Después de ahorrar suficiente dinero y con solo veinticinco años de edad, Ole regresó con su esposa a Dinamarca, instalándose en una localidad cercana a su pueblo natal y comprando una carpintería la cual venía funcionando desde 1895. Al igual que la aldea que lo vio nacer, la localidad en la cual se establecieron era muy modesta con pocas casas al borde de una única calle y un puñado de artesanos que se ganaban la vida como podían. Ole trabajaba durante los meses de primavera y verano para la construcción o reparación de casas y en invierno realizaba muebles o incluso puertas para abastecerse durante la época estival. Afortunadamente nuestro protagonista se forjó una fama de excelente y sobretodo honesto artesano, siéndole encargados trabajos cada vez de mayor envergadura, aunque esto no era suficiente para poderse ganar la vida correctamente, situándose el negocio al borde de la quiebra en bastantes ocasiones.
Esta situación delicada acabó por decantarse hacia la desgracia una tarde de domingo de 1924 cuando Kart y Godtfred se hallaban jugando en la tienda e involuntariamente prendieron fuego a algunas virutas del suelo. El fuego prendió rápidamente debido a la cantidad de material inflamable, quedando el negocio y la propia casa reducida a cenizas en poco rato. Así pues, después de mucho trabajo y ahorros invertidos, de forma totalmente inesperada nuestro protagonista veía desaparecer ante sus atónitos ojos la carpintería que tanto le había costado levantar y con la cual confiaba dar de comer a toda su familia.
Ole Kirk Chistiansen
Con tremendo esfuerzo, fe y trabajo Ole pudo volver a levantar una nueva casa-taller que, como curiosidad todavía hoy se conserva intacta, perteneciendo al grupo Lego y siendo uno de los únicos edificios de Ole que se mantienen todavía en pie. Sin duda alguna, para la compañía Lego se trata de un símbolo nostálgico tremendamente valioso.
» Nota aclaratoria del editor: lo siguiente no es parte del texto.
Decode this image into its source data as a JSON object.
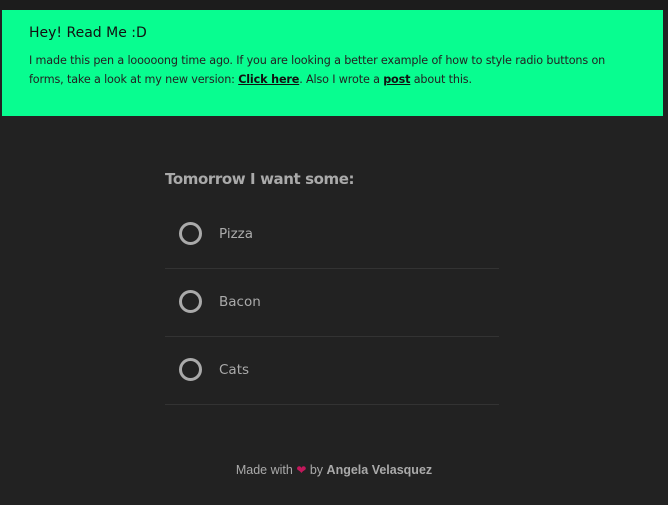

No obstante, a pesar de volver a levantar el negocio, las cosas todavía distaban mucho de ir bien, pues la depresión económica de finales de los años veinte arrasó por completo el sector agrario danés, encontrándose Ole cada vez con menos pedidos hasta el punto que su último trabajo oficial lo realizó en diciembre de 1931.
Con prácticamente ninguna nueva obra en la cual trabajar, Olé tuvo que reconvertir su negocio dedicándose a crear pequeños utensilios útiles y sobretodo económicos para los agricultores como caballetes, escaleras, tablas de planchar, sillas, árboles de Navidad e incluso juguetes. Sobre como empezó a crear juguetes no se sabe a ciencia cierta, aunque según la mayoría de fuentes señalan que empezó a fabricar modelos a escala de sus productos para mostrarlos a los clientes y que estos se mostraron interesados en estas reproducciones para regalarlas a sus pequeños como juguetes.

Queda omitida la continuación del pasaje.